Location: Invasive Plant Research Laboratory
Project Number: 6032-22000-013-138-A
Project Type: Cooperative Agreement
Start Date: Jun 1, 2024
End Date: Apr 30, 2025
Objective:
The primary purpose of this project is to reduce populations of the aggressive invasive weed, Brazilian peppertree by the deployment of an approved biological control agent. This environmentally safe, cost-effective, and sustainable means of weed control will be accomplished with the mass production, distribution, and evaluation of the approved thrips, Pseudophilothrips ichini. Established methods will be implemented and improved as needed to mass produce, release, detect, evaluate the safety and impact of the thrips on the target weed.
Brazilian pepper is one of the most invasive weeds in Florida covering over 280,000 hectares in the peninsula alone. To limit the Brazilian peppertree invasion, public land managers in the state of Florida spend nearly $3 million annually on chemical and mechanical controls. However, these controls are often ineffective or problematic due to the weed’s ability to regrow from cut stumps and the inaccessibility of many remote stands. Because of these difficulties, the lack of effective controls, and their high cost, classical biological control has been developed for the sustainable management of Brazilian peppertree. Numerous phytophagous insects have been tested as potential agents but most exhibited broad host ranges and were rejected. However, a thrips Pseudophilothrips ichini is very specific and damaging to the target weed. In July 2019, a permit was issued by USDA/APHIS and this thrips was released in Florida for biological control of Brazilian peppertree. Biological control agents in general may fail to establish in the introduced area or may exert less than satisfactory control of the target weed. These problems may be mitigated by allocation of resources to produce abundant numbers of agents for release, frequent releases of agent at a range of densities and locations, and avoidance of potential factors that exert biotic resistance. The relationship between the target weed and agent may not be well understood, and releases may occur during a period when it’s unable to exploit the weed. This proposal seeks support to conduct research that mitigates these potential obstacles.
Approach:
After 4 years of releases across the state, thrips have become established at numerous release sites and survey data and research suggests the goals and objectives described herein can be achieved. Preliminary results suggest, but additional field data needs to confirm, that release strategies with large numbers of individuals (over 1000 individuals), several repeated releases, releases in diverse habitats, and manipulation of plant phenologies will assist in agent establishment. Natural enemies of the thrips may include generalist predators though parasitoid natural enemies have not been found attacking the thrips P. ichini after releases. Further work is needed to identify other potential natural enemies and the impacts they may have.

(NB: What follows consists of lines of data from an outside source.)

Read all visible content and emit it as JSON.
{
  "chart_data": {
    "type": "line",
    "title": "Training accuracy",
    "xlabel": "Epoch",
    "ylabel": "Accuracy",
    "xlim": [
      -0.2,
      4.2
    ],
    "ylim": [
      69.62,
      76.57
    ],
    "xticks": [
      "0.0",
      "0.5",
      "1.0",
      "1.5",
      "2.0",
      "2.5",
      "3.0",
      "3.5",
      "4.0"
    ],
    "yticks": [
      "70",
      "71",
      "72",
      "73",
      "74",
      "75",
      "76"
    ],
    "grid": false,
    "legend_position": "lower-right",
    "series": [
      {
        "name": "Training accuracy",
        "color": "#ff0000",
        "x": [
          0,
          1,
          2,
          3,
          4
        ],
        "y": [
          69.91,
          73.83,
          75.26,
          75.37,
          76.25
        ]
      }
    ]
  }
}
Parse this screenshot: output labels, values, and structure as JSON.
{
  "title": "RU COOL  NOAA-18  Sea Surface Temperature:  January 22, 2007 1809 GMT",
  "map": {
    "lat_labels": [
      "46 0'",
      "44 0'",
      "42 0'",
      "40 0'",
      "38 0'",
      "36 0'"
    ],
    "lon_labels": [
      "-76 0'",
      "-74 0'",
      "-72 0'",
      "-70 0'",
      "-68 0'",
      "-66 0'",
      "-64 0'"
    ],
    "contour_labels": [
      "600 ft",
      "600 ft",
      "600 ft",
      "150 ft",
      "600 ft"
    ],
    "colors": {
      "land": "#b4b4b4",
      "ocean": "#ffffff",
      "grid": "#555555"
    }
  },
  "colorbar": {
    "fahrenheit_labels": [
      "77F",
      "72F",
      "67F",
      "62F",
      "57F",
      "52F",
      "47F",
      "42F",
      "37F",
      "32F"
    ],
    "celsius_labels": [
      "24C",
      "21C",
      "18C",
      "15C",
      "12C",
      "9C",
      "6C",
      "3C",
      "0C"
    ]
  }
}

After completing quarantine host range tests, the continued success of a classical biological control program depends on the mass production, redistribution, and examination of the potential of the approved agent and their limitations to develop outbreak populations. Improvements in the ongoing mass rearing of the thrips continue. For example, different substrates for rearing thrips were tested and organic mulch increased pupal survival compared to other materials. When the thrips are fed previously damaged foliage with low levels of nutrients, they were able to mitigate the decreased plant quality by modifying their life cycle. We continue to optimize plant nutrition to maximize thrips fecundity. The potential for control of the target weed by small populations of thrips was demonstrated pre-release in quarantine cages where one generation of adult thrips reduced sapling tip number and plant growth by 80%. These results were confirmed under field conditions, where we are beginning to see field sites with damage levels comparable to those seen in captive studies.
The proposed research described here builds upon the previous discoveries. Objective 1, “Maintain lab colonies of the Brazilian peppertree biological control agent” builds upon the previous research documenting the benefit of pupation substrates and plant fertilizer in thrips survival. Previous research showed the thrips is a flush feeder that exploits seasonably available, actively growing tips. Objective 2 “Field site selection and release of the agent” builds on field survey data and will continue to ensure coverage of agents across the state; Objective 3 ‘Determine environmental variables affecting agent establishment and efficacy’ will investigate impacts of predators, plant chemistry and genetics, and site-specific variables, building on observed trends in previous field surveys; Objective 4 “Determine the impact of the agent on seedling recruitment” will help predict how ongoing damage from agents translates to weed population reduction; and Objective 5 “Integrate Brazilian peppertree biological control with herbicides” will assist land managers reduce pesticide applications by combining with biological control.